I'm building a text-to-speech (TTS) pipeline and I've reached the final stage: converting mel-spectrograms into actual audio. I’ve heard that older models like WaveNet are too slow for real-time use, and I'm looking at newer GAN-based or Diffusion-based options. Specifically, how do I implement a vocoder like HiFi-GAN or BigVGAN to ensure the audio doesn't sound "metallic" or have robotic artifacts? Also, what are the best practices for training a universal vocoder that works across different speakers and even singing voices?
3 answers
In 2026, the industry has largely shifted toward GAN-based architectures for real-time applications and Diffusion/Flow-matching for ultimate studio quality. To implement a neural vocoder effectively, you need to understand that its job is Upsampling: it takes a low-resolution mel-spectrogram (e.g., 80 bins) and reconstructs a high-resolution waveform (e.g., 22.05kHz or 44.1kHz).
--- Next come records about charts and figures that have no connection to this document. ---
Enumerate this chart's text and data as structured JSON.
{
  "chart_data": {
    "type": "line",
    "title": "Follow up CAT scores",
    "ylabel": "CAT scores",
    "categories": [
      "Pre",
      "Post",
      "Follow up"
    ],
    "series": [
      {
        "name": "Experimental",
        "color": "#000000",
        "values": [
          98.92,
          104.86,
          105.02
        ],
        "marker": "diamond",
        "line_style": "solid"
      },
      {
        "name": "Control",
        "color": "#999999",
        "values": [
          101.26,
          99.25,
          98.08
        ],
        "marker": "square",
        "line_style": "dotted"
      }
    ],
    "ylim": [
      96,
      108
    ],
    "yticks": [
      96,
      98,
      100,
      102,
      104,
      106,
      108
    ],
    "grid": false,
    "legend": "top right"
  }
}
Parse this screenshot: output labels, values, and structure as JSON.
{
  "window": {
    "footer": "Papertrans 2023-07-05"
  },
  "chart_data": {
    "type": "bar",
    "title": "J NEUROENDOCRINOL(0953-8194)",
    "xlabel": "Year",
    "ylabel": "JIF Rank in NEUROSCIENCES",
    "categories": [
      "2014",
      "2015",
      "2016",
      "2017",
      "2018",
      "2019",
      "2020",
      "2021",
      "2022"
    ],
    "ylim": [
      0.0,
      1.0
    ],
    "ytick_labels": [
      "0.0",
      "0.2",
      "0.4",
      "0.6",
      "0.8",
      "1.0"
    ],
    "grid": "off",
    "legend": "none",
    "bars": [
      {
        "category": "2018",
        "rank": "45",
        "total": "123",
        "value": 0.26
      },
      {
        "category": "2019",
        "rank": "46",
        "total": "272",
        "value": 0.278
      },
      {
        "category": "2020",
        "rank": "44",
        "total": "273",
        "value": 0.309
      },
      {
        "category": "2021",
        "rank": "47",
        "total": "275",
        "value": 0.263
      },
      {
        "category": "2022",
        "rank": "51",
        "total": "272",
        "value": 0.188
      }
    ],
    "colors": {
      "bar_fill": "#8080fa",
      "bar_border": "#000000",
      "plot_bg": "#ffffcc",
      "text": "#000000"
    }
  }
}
For most real-time needs, HiFi-GAN is the baseline. It uses a Multi-Period Discriminator (MPD) and a Multi-Scale Discriminator (MSD) to look at different periodic patterns in the audio, which is why it handles human speech so well without the robotic artifacts of the past. If you need a "Universal Vocoder" that handles music or unseen speakers, BigVGAN is the current king—it introduces periodic activation functions (Snake) that provide the model with a better "inductive bias" for rhythmic and harmonic sounds.
Sarah’s spot on about the architectures. However, the most common implementation mistake is mismatched preprocessing. If your acoustic model (like FastSpeech 2) generates mel-spectrograms with a 256-hop length but your vocoder was trained with a 512-hop length, your audio will sound like high-pitched static or gibberish.
If you have the compute budget, I’d suggest looking into the new Flow-matching vocoders like WaveFM. They are much more stable to train than GANs (which can suffer from mode collapse) and can generate 44.1kHz "CD-quality" audio in a single inference step using consistency distillation.
I agree with Mark. Diffusion-based vocoders were too slow in 2024, but with Consistency Distillation, they’ve reached real-time parity with GANs while having fewer phase artifacts. One final tip: use Fréchet Audio Distance (FAD) instead of just listening tests to objectively measure how close your generated audio distribution is to your training data.
I second this! Always check your config.json. Also, for training, don't just rely on the standard L1 loss between spectrograms. You need a Multi-Resolution STFT loss. This forces the model to match the spectral convergence across various window sizes, which is what gives the audio that "crisp" high-end frequency. In my experience, adding a small amount of Gaussian noise during training also helps the vocoder generalize better to "imperfect" spectrograms produced by AI models.